Bäderarchitektur im Ostseebad Sellin

Die strahlend weiße Selliner Seebrücke ist ein Wahrzeichen der Insel Rügen. Wie ein Märchenschloss liegt sie vor dem Horizont der Ostsee. Ein Fahrstuhl und die so genannte „Himmelsleiter“ führen zu ihr hinab. Die „große alte Dame“ der Rügener Bäderarchitektur blickt auf eine wechselvolle Geschichte zurück. 1906 als Landungsbrücke erbaut, wurde sie 1924 von schwerem Packeis zerstört. Ihr Neubau mit Musikpavillon und Konditorei fiel dem strengen Winter von 1941/ 42 zum Opfer. Viele Selliner erinnern sich noch an das Tanzlokal, das von den 1950er bis in die 70er Jahre auf der Seebrücke betrieben und 1978 abgerissen wurde. Nach alten Vorlagen wurde die Seebrücke ab 1992 wiedererrichtet. 1998 wurde das 394 Meter lange Bauwerk aus Holz feierlich eingeweiht. Heute beherbergt es außer einem Restaurant mit Festsaal und Café, auch eine Außenstelle des Standesamtes. Viele Heiratswillige aus ganz Deutschland kommen jedes Jahr hierher, um den Bund der Ehe zu schließen.

Als Sellin sich nach 1895 zum Seebad entwickelte, ließ Fürst Wilhelm I. zu Putbus den früheren „Grünen Steg“ in eine Allee mit Promenadenwegen ausbauen. In der Selliner Wilhelmstraße kann man die ganze Pracht der Bäderarchitektur kennenlernen. Gleich nach der Wende beschloss die Gemeindeverwaltung, die teilweise verfallenen Pensionsvillen zurückzugeben und nach historischen Vorbildern sanieren zu lassen. Darum hat sich das Ostseebad besonders viel von der Atmosphäre und dem Charme des traditionellen Seebads bewahrt.
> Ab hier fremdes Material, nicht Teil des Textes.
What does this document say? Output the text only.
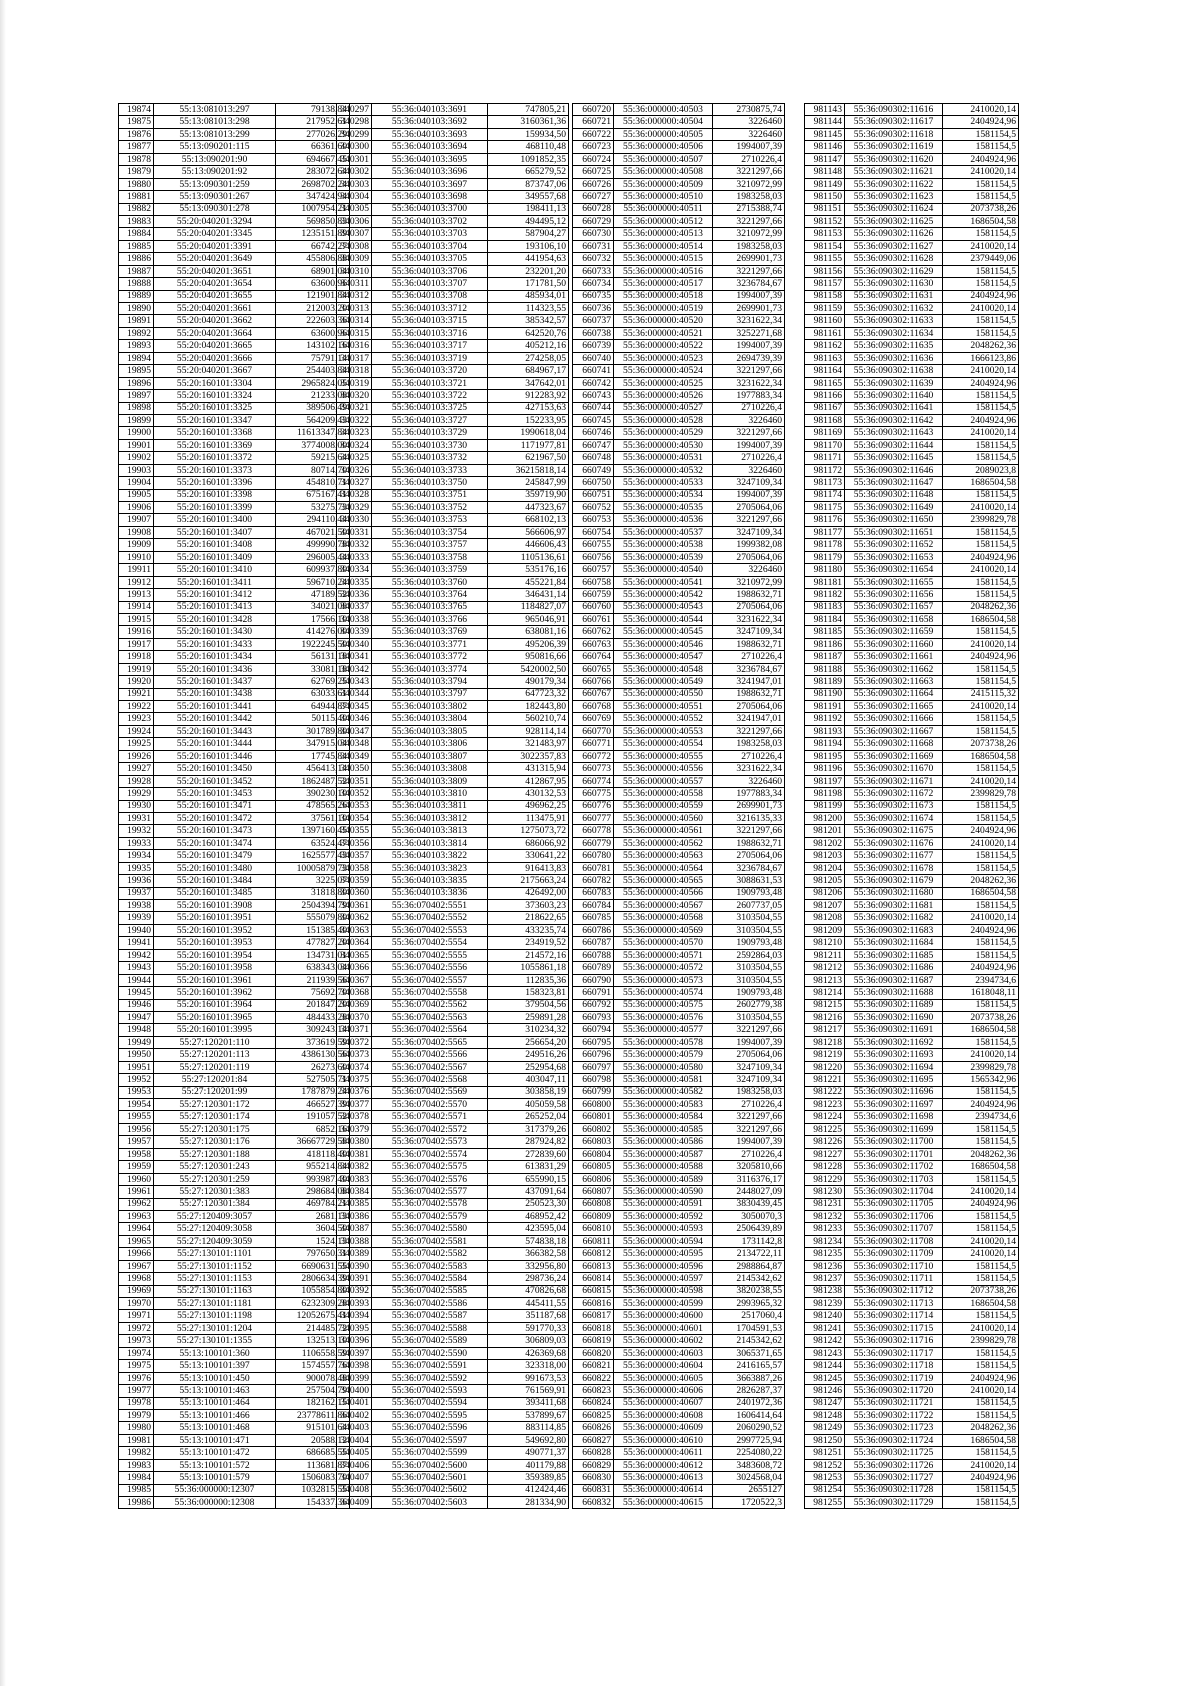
19874	55:13:081013:297	79138,84
19875	55:13:081013:298	217952,61
19876	55:13:081013:299	277026,29
19877	55:13:090201:115	66361,60
19878	55:13:090201:90	694667,45
19879	55:13:090201:92	283072,64
19880	55:13:090301:259	2698702,24
19881	55:13:090301:267	347424,94
19882	55:13:090301:278	1007954,21
19883	55:20:040201:3294	569850,83
19884	55:20:040201:3345	1235151,89
19885	55:20:040201:3391	66742,27
19886	55:20:040201:3649	455806,88
19887	55:20:040201:3651	68901,04
19888	55:20:040201:3654	63600,96
19889	55:20:040201:3655	121901,84
19890	55:20:040201:3661	212003,20
19891	55:20:040201:3662	222603,36
19892	55:20:040201:3664	63600,96
19893	55:20:040201:3665	143102,16
19894	55:20:040201:3666	75791,14
19895	55:20:040201:3667	254403,84
19896	55:20:160101:3304	2965824,05
19897	55:20:160101:3324	21233,08
19898	55:20:160101:3325	389506,49
19899	55:20:160101:3347	564209,43
19900	55:20:160101:3368	11613347,84
19901	55:20:160101:3369	3774008,00
19902	55:20:160101:3372	59215,64
19903	55:20:160101:3373	80714,70
19904	55:20:160101:3396	454810,71
19905	55:20:160101:3398	675167,41
19906	55:20:160101:3399	53275,73
19907	55:20:160101:3400	294110,44
19908	55:20:160101:3407	467021,50
19909	55:20:160101:3408	499990,78
19910	55:20:160101:3409	296005,44
19911	55:20:160101:3410	609937,80
19912	55:20:160101:3411	596710,24
19913	55:20:160101:3412	47189,52
19914	55:20:160101:3413	34021,08
19915	55:20:160101:3428	17566,10
19916	55:20:160101:3430	414276,00
19917	55:20:160101:3433	1922245,50
19918	55:20:160101:3434	56131,18
19919	55:20:160101:3436	33081,18
19920	55:20:160101:3437	62769,25
19921	55:20:160101:3438	63033,61
19922	55:20:160101:3441	64944,87
19923	55:20:160101:3442	50115,40
19924	55:20:160101:3443	301789,80
19925	55:20:160101:3444	347915,04
19926	55:20:160101:3446	17745,84
19927	55:20:160101:3450	456413,14
19928	55:20:160101:3452	1862487,52
19929	55:20:160101:3453	390230,10
19930	55:20:160101:3471	478565,26
19931	55:20:160101:3472	37561,10
19932	55:20:160101:3473	1397160,45
19933	55:20:160101:3474	63524,47
19934	55:20:160101:3479	1625577,43
19935	55:20:160101:3480	10005879,73
19936	55:20:160101:3484	3225,07
19937	55:20:160101:3485	31818,80
19938	55:20:160101:3908	2504394,79
19939	55:20:160101:3951	555079,80
19940	55:20:160101:3952	151385,40
19941	55:20:160101:3953	477827,20
19942	55:20:160101:3954	134731,01
19943	55:20:160101:3958	638343,04
19944	55:20:160101:3961	211939,56
19945	55:20:160101:3962	75692,70
19946	55:20:160101:3964	201847,20
19947	55:20:160101:3965	484433,28
19948	55:20:160101:3995	309243,14
19949	55:27:120201:110	373619,59
19950	55:27:120201:113	4386130,56
19951	55:27:120201:119	26273,60
19952	55:27:120201:84	527505,71
19953	55:27:120201:99	1787879,24
19954	55:27:120301:172	466527,39
19955	55:27:120301:174	191057,52
19956	55:27:120301:175	6852,16
19957	55:27:120301:176	36667729,58
19958	55:27:120301:188	418118,40
19959	55:27:120301:243	955214,84
19960	55:27:120301:259	993987,40
19961	55:27:120301:383	298684,08
19962	55:27:120301:384	469784,21
19963	55:27:120409:3057	2681,13
19964	55:27:120409:3058	3604,50
19965	55:27:120409:3059	1524,13
19966	55:27:130101:1101	797650,31
19967	55:27:130101:1152	6690631,55
19968	55:27:130101:1153	2806634,39
19969	55:27:130101:1163	1055854,80
19970	55:27:130101:1181	6232309,28
19971	55:27:130101:1198	12052675,41
19972	55:27:130101:1204	214485,72
19973	55:27:130101:1355	132513,10
19974	55:13:100101:360	1106558,59
19975	55:13:100101:397	1574557,76
19976	55:13:100101:450	900078,48
19977	55:13:100101:463	257504,79
19978	55:13:100101:464	182162,15
19979	55:13:100101:466	23778611,86
19980	55:13:100101:468	915101,64
19981	55:13:100101:471	20588,12
19982	55:13:100101:472	686685,55
19983	55:13:100101:572	113681,87
19984	55:13:100101:579	1506083,70
19985	55:36:000000:12307	1032815,55
19986	55:36:000000:12308	154337,36
340297	55:36:040103:3691	747805,21
340298	55:36:040103:3692	3160361,36
340299	55:36:040103:3693	159934,50
340300	55:36:040103:3694	468110,48
340301	55:36:040103:3695	1091852,35
340302	55:36:040103:3696	665279,52
340303	55:36:040103:3697	873747,06
340304	55:36:040103:3698	349557,68
340305	55:36:040103:3700	198411,13
340306	55:36:040103:3702	494495,12
340307	55:36:040103:3703	587904,27
340308	55:36:040103:3704	193106,10
340309	55:36:040103:3705	441954,63
340310	55:36:040103:3706	232201,20
340311	55:36:040103:3707	171781,50
340312	55:36:040103:3708	485934,01
340313	55:36:040103:3712	114323,55
340314	55:36:040103:3715	385342,57
340315	55:36:040103:3716	642520,76
340316	55:36:040103:3717	405212,16
340317	55:36:040103:3719	274258,05
340318	55:36:040103:3720	684967,17
340319	55:36:040103:3721	347642,01
340320	55:36:040103:3722	912283,92
340321	55:36:040103:3725	427153,63
340322	55:36:040103:3727	152233,95
340323	55:36:040103:3729	1990618,04
340324	55:36:040103:3730	1171977,81
340325	55:36:040103:3732	621967,50
340326	55:36:040103:3733	36215818,14
340327	55:36:040103:3750	245847,99
340328	55:36:040103:3751	359719,90
340329	55:36:040103:3752	447323,67
340330	55:36:040103:3753	668102,13
340331	55:36:040103:3754	566606,97
340332	55:36:040103:3757	446606,43
340333	55:36:040103:3758	1105136,61
340334	55:36:040103:3759	535176,16
340335	55:36:040103:3760	455221,84
340336	55:36:040103:3764	346431,14
340337	55:36:040103:3765	1184827,07
340338	55:36:040103:3766	965046,91
340339	55:36:040103:3769	638081,16
340340	55:36:040103:3771	495206,39
340341	55:36:040103:3772	950816,66
340342	55:36:040103:3774	5420002,50
340343	55:36:040103:3794	490179,34
340344	55:36:040103:3797	647723,32
340345	55:36:040103:3802	182443,80
340346	55:36:040103:3804	560210,74
340347	55:36:040103:3805	928114,14
340348	55:36:040103:3806	321483,97
340349	55:36:040103:3807	3022357,83
340350	55:36:040103:3808	431315,94
340351	55:36:040103:3809	412867,95
340352	55:36:040103:3810	430132,53
340353	55:36:040103:3811	496962,25
340354	55:36:040103:3812	113475,91
340355	55:36:040103:3813	1275073,72
340356	55:36:040103:3814	686066,92
340357	55:36:040103:3822	330641,22
340358	55:36:040103:3823	916413,83
340359	55:36:040103:3835	2175663,24
340360	55:36:040103:3836	426492,00
340361	55:36:070402:5551	373603,23
340362	55:36:070402:5552	218622,65
340363	55:36:070402:5553	433235,74
340364	55:36:070402:5554	234919,52
340365	55:36:070402:5555	214572,16
340366	55:36:070402:5556	1055861,18
340367	55:36:070402:5557	112835,36
340368	55:36:070402:5558	158323,81
340369	55:36:070402:5562	379504,56
340370	55:36:070402:5563	259891,28
340371	55:36:070402:5564	310234,32
340372	55:36:070402:5565	256654,20
340373	55:36:070402:5566	249516,26
340374	55:36:070402:5567	252954,68
340375	55:36:070402:5568	403047,11
340376	55:36:070402:5569	303858,19
340377	55:36:070402:5570	405059,58
340378	55:36:070402:5571	265252,04
340379	55:36:070402:5572	317379,26
340380	55:36:070402:5573	287924,82
340381	55:36:070402:5574	272839,60
340382	55:36:070402:5575	613831,29
340383	55:36:070402:5576	655990,15
340384	55:36:070402:5577	437091,64
340385	55:36:070402:5578	250523,30
340386	55:36:070402:5579	468952,42
340387	55:36:070402:5580	423595,04
340388	55:36:070402:5581	574838,18
340389	55:36:070402:5582	366382,58
340390	55:36:070402:5583	332956,80
340391	55:36:070402:5584	298736,24
340392	55:36:070402:5585	470826,68
340393	55:36:070402:5586	445411,55
340394	55:36:070402:5587	351187,68
340395	55:36:070402:5588	591770,33
340396	55:36:070402:5589	306809,03
340397	55:36:070402:5590	426369,68
340398	55:36:070402:5591	323318,00
340399	55:36:070402:5592	991673,53
340400	55:36:070402:5593	761569,91
340401	55:36:070402:5594	393411,68
340402	55:36:070402:5595	537899,67
340403	55:36:070402:5596	883114,85
340404	55:36:070402:5597	549692,80
340405	55:36:070402:5599	490771,37
340406	55:36:070402:5600	401179,88
340407	55:36:070402:5601	359389,85
340408	55:36:070402:5602	412424,46
340409	55:36:070402:5603	281334,90
660720	55:36:000000:40503	2730875,74
660721	55:36:000000:40504	3226460
660722	55:36:000000:40505	3226460
660723	55:36:000000:40506	1994007,39
660724	55:36:000000:40507	2710226,4
660725	55:36:000000:40508	3221297,66
660726	55:36:000000:40509	3210972,99
660727	55:36:000000:40510	1983258,03
660728	55:36:000000:40511	2715388,74
660729	55:36:000000:40512	3221297,66
660730	55:36:000000:40513	3210972,99
660731	55:36:000000:40514	1983258,03
660732	55:36:000000:40515	2699901,73
660733	55:36:000000:40516	3221297,66
660734	55:36:000000:40517	3236784,67
660735	55:36:000000:40518	1994007,39
660736	55:36:000000:40519	2699901,73
660737	55:36:000000:40520	3231622,34
660738	55:36:000000:40521	3252271,68
660739	55:36:000000:40522	1994007,39
660740	55:36:000000:40523	2694739,39
660741	55:36:000000:40524	3221297,66
660742	55:36:000000:40525	3231622,34
660743	55:36:000000:40526	1977883,34
660744	55:36:000000:40527	2710226,4
660745	55:36:000000:40528	3226460
660746	55:36:000000:40529	3221297,66
660747	55:36:000000:40530	1994007,39
660748	55:36:000000:40531	2710226,4
660749	55:36:000000:40532	3226460
660750	55:36:000000:40533	3247109,34
660751	55:36:000000:40534	1994007,39
660752	55:36:000000:40535	2705064,06
660753	55:36:000000:40536	3221297,66
660754	55:36:000000:40537	3247109,34
660755	55:36:000000:40538	1999382,08
660756	55:36:000000:40539	2705064,06
660757	55:36:000000:40540	3226460
660758	55:36:000000:40541	3210972,99
660759	55:36:000000:40542	1988632,71
660760	55:36:000000:40543	2705064,06
660761	55:36:000000:40544	3231622,34
660762	55:36:000000:40545	3247109,34
660763	55:36:000000:40546	1988632,71
660764	55:36:000000:40547	2710226,4
660765	55:36:000000:40548	3236784,67
660766	55:36:000000:40549	3241947,01
660767	55:36:000000:40550	1988632,71
660768	55:36:000000:40551	2705064,06
660769	55:36:000000:40552	3241947,01
660770	55:36:000000:40553	3221297,66
660771	55:36:000000:40554	1983258,03
660772	55:36:000000:40555	2710226,4
660773	55:36:000000:40556	3231622,34
660774	55:36:000000:40557	3226460
660775	55:36:000000:40558	1977883,34
660776	55:36:000000:40559	2699901,73
660777	55:36:000000:40560	3216135,33
660778	55:36:000000:40561	3221297,66
660779	55:36:000000:40562	1988632,71
660780	55:36:000000:40563	2705064,06
660781	55:36:000000:40564	3236784,67
660782	55:36:000000:40565	3088631,53
660783	55:36:000000:40566	1909793,48
660784	55:36:000000:40567	2607737,05
660785	55:36:000000:40568	3103504,55
660786	55:36:000000:40569	3103504,55
660787	55:36:000000:40570	1909793,48
660788	55:36:000000:40571	2592864,03
660789	55:36:000000:40572	3103504,55
660790	55:36:000000:40573	3103504,55
660791	55:36:000000:40574	1909793,48
660792	55:36:000000:40575	2602779,38
660793	55:36:000000:40576	3103504,55
660794	55:36:000000:40577	3221297,66
660795	55:36:000000:40578	1994007,39
660796	55:36:000000:40579	2705064,06
660797	55:36:000000:40580	3247109,34
660798	55:36:000000:40581	3247109,34
660799	55:36:000000:40582	1983258,03
660800	55:36:000000:40583	2710226,4
660801	55:36:000000:40584	3221297,66
660802	55:36:000000:40585	3221297,66
660803	55:36:000000:40586	1994007,39
660804	55:36:000000:40587	2710226,4
660805	55:36:000000:40588	3205810,66
660806	55:36:000000:40589	3116376,17
660807	55:36:000000:40590	2448027,09
660808	55:36:000000:40591	3830439,45
660809	55:36:000000:40592	3050070,3
660810	55:36:000000:40593	2506439,89
660811	55:36:000000:40594	1731142,8
660812	55:36:000000:40595	2134722,11
660813	55:36:000000:40596	2988864,87
660814	55:36:000000:40597	2145342,62
660815	55:36:000000:40598	3820238,55
660816	55:36:000000:40599	2993965,32
660817	55:36:000000:40600	2517060,4
660818	55:36:000000:40601	1704591,53
660819	55:36:000000:40602	2145342,62
660820	55:36:000000:40603	3065371,65
660821	55:36:000000:40604	2416165,57
660822	55:36:000000:40605	3663887,26
660823	55:36:000000:40606	2826287,37
660824	55:36:000000:40607	2401972,36
660825	55:36:000000:40608	1606414,64
660826	55:36:000000:40609	2060290,52
660827	55:36:000000:40610	2997725,94
660828	55:36:000000:40611	2254080,22
660829	55:36:000000:40612	3483608,72
660830	55:36:000000:40613	3024568,04
660831	55:36:000000:40614	2655127
660832	55:36:000000:40615	1720522,3
981143	55:36:090302:11616	2410020,14
981144	55:36:090302:11617	2404924,96
981145	55:36:090302:11618	1581154,5
981146	55:36:090302:11619	1581154,5
981147	55:36:090302:11620	2404924,96
981148	55:36:090302:11621	2410020,14
981149	55:36:090302:11622	1581154,5
981150	55:36:090302:11623	1581154,5
981151	55:36:090302:11624	2073738,26
981152	55:36:090302:11625	1686504,58
981153	55:36:090302:11626	1581154,5
981154	55:36:090302:11627	2410020,14
981155	55:36:090302:11628	2379449,06
981156	55:36:090302:11629	1581154,5
981157	55:36:090302:11630	1581154,5
981158	55:36:090302:11631	2404924,96
981159	55:36:090302:11632	2410020,14
981160	55:36:090302:11633	1581154,5
981161	55:36:090302:11634	1581154,5
981162	55:36:090302:11635	2048262,36
981163	55:36:090302:11636	1666123,86
981164	55:36:090302:11638	2410020,14
981165	55:36:090302:11639	2404924,96
981166	55:36:090302:11640	1581154,5
981167	55:36:090302:11641	1581154,5
981168	55:36:090302:11642	2404924,96
981169	55:36:090302:11643	2410020,14
981170	55:36:090302:11644	1581154,5
981171	55:36:090302:11645	1581154,5
981172	55:36:090302:11646	2089023,8
981173	55:36:090302:11647	1686504,58
981174	55:36:090302:11648	1581154,5
981175	55:36:090302:11649	2410020,14
981176	55:36:090302:11650	2399829,78
981177	55:36:090302:11651	1581154,5
981178	55:36:090302:11652	1581154,5
981179	55:36:090302:11653	2404924,96
981180	55:36:090302:11654	2410020,14
981181	55:36:090302:11655	1581154,5
981182	55:36:090302:11656	1581154,5
981183	55:36:090302:11657	2048262,36
981184	55:36:090302:11658	1686504,58
981185	55:36:090302:11659	1581154,5
981186	55:36:090302:11660	2410020,14
981187	55:36:090302:11661	2404924,96
981188	55:36:090302:11662	1581154,5
981189	55:36:090302:11663	1581154,5
981190	55:36:090302:11664	2415115,32
981191	55:36:090302:11665	2410020,14
981192	55:36:090302:11666	1581154,5
981193	55:36:090302:11667	1581154,5
981194	55:36:090302:11668	2073738,26
981195	55:36:090302:11669	1686504,58
981196	55:36:090302:11670	1581154,5
981197	55:36:090302:11671	2410020,14
981198	55:36:090302:11672	2399829,78
981199	55:36:090302:11673	1581154,5
981200	55:36:090302:11674	1581154,5
981201	55:36:090302:11675	2404924,96
981202	55:36:090302:11676	2410020,14
981203	55:36:090302:11677	1581154,5
981204	55:36:090302:11678	1581154,5
981205	55:36:090302:11679	2048262,36
981206	55:36:090302:11680	1686504,58
981207	55:36:090302:11681	1581154,5
981208	55:36:090302:11682	2410020,14
981209	55:36:090302:11683	2404924,96
981210	55:36:090302:11684	1581154,5
981211	55:36:090302:11685	1581154,5
981212	55:36:090302:11686	2404924,96
981213	55:36:090302:11687	2394734,6
981214	55:36:090302:11688	1618048,11
981215	55:36:090302:11689	1581154,5
981216	55:36:090302:11690	2073738,26
981217	55:36:090302:11691	1686504,58
981218	55:36:090302:11692	1581154,5
981219	55:36:090302:11693	2410020,14
981220	55:36:090302:11694	2399829,78
981221	55:36:090302:11695	1565342,96
981222	55:36:090302:11696	1581154,5
981223	55:36:090302:11697	2404924,96
981224	55:36:090302:11698	2394734,6
981225	55:36:090302:11699	1581154,5
981226	55:36:090302:11700	1581154,5
981227	55:36:090302:11701	2048262,36
981228	55:36:090302:11702	1686504,58
981229	55:36:090302:11703	1581154,5
981230	55:36:090302:11704	2410020,14
981231	55:36:090302:11705	2404924,96
981232	55:36:090302:11706	1581154,5
981233	55:36:090302:11707	1581154,5
981234	55:36:090302:11708	2410020,14
981235	55:36:090302:11709	2410020,14
981236	55:36:090302:11710	1581154,5
981237	55:36:090302:11711	1581154,5
981238	55:36:090302:11712	2073738,26
981239	55:36:090302:11713	1686504,58
981240	55:36:090302:11714	1581154,5
981241	55:36:090302:11715	2410020,14
981242	55:36:090302:11716	2399829,78
981243	55:36:090302:11717	1581154,5
981244	55:36:090302:11718	1581154,5
981245	55:36:090302:11719	2404924,96
981246	55:36:090302:11720	2410020,14
981247	55:36:090302:11721	1581154,5
981248	55:36:090302:11722	1581154,5
981249	55:36:090302:11723	2048262,36
981250	55:36:090302:11724	1686504,58
981251	55:36:090302:11725	1581154,5
981252	55:36:090302:11726	2410020,14
981253	55:36:090302:11727	2404924,96
981254	55:36:090302:11728	1581154,5
981255	55:36:090302:11729	1581154,5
Die vorausschauende Entscheidung sorgt auch dafür, dass die meisten Hotels Sellin und Pensionen heute privat geführt werden.

Die Bäderarchitektur ist ein Sammelsurium verschiedener Baustile und unterschiedlicher Hausformen aus Skandinavien, der Schweiz und dem Mittelmeerraum. Sie sollte dem gutbürgerlichen Publikum auch in der Sommerfrische ihre gewohnte Umgebung vermitteln. Mit der bäuerlichen Wohnkultur auf der Insel Rügen hatte das alles wenig zu tun. Heute wissen Ferienwohnung Rügen Gäste zu schätzen, das sie beides erleben können: die klassische Bäderarchitektur und den ursprünglichen Charakter der Bauern- und Fischerdörfer im Selliner Hügelland.